Chaque DPE comporte désormais un QR code de vérification sur le site de l’ADEME, ce qui renforce le contrôle de conformité. Un propriétaire qui tenterait de louer avec un diagnostic périmé ou falsifié s’expose à des sanctions.
Travaux en cours de bail : droits et limites du propriétaire
Le bailleur peut réaliser des travaux d’amélioration pendant la location, y compris dans les parties privatives. Le locataire ne peut pas s’y opposer, à condition que ces travaux ne transforment pas la nature du logement.
En pratique, le propriétaire doit notifier au locataire la nature et les modalités des travaux par courrier.
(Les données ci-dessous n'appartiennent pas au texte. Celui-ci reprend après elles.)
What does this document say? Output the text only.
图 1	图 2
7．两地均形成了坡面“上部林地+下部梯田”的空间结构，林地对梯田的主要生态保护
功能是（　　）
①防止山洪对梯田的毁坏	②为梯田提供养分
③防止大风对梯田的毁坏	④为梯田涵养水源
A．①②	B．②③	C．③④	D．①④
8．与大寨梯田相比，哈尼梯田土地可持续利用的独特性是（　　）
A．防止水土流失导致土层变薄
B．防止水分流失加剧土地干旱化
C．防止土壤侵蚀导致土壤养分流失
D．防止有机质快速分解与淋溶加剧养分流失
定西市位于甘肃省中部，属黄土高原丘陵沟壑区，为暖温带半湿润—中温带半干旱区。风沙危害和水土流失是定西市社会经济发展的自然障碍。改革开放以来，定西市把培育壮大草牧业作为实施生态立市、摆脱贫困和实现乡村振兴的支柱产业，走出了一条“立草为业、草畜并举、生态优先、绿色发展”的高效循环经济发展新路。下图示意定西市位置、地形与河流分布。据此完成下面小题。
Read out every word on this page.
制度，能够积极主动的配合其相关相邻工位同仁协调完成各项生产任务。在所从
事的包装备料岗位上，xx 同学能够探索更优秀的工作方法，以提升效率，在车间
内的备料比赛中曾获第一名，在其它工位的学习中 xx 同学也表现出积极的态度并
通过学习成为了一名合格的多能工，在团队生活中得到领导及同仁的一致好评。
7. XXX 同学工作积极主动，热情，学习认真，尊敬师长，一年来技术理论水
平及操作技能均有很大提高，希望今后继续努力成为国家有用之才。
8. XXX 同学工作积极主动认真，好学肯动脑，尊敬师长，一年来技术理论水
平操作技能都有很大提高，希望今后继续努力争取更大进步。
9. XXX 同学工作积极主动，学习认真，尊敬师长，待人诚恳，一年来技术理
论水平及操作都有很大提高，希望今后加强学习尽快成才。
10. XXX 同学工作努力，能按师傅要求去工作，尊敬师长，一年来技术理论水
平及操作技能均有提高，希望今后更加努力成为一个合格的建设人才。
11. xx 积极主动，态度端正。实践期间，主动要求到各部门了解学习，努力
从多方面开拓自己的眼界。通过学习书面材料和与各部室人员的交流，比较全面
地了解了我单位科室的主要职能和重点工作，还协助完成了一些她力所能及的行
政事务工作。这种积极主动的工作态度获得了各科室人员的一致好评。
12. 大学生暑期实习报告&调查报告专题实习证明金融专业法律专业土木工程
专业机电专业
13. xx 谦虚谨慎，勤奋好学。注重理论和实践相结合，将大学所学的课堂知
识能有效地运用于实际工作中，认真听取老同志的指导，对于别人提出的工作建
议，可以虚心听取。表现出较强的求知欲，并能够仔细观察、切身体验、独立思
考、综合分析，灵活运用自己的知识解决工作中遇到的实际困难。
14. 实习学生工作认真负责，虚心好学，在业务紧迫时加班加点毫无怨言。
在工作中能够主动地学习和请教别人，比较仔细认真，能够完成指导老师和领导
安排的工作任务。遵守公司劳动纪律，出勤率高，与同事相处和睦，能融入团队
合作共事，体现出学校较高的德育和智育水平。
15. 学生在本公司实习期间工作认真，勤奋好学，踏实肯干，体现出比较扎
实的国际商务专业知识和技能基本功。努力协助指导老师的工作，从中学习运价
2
Si les travaux durent plus de vingt-et-un jours, le locataire peut demander une réduction de loyer proportionnelle à la période et à la surface concernée.
Le bailleur ne peut pas profiter de travaux pour accéder au logement sans accord. Le droit au respect de la vie privée du locataire s’applique même pendant un chantier. Toute visite doit être convenue, sauf urgence manifeste (fuite d’eau, risque d’effondrement).
Le locataire assure l’entretien courant du logement : joints, robinets, dégorgement de siphon, entretien annuel de la chaudière. Le propriétaire prend en charge les remplacements liés à la vétusté et les interventions sur la structure, les canalisations encastrées ou les équipements en fin de vie. Les nouvelles contraintes énergétiques ajoutent une couche d’obligation, avec un calendrier précis qui court jusqu’en 2034. Garder un logement conforme n’est plus une option, c’est une condition pour continuer à louer.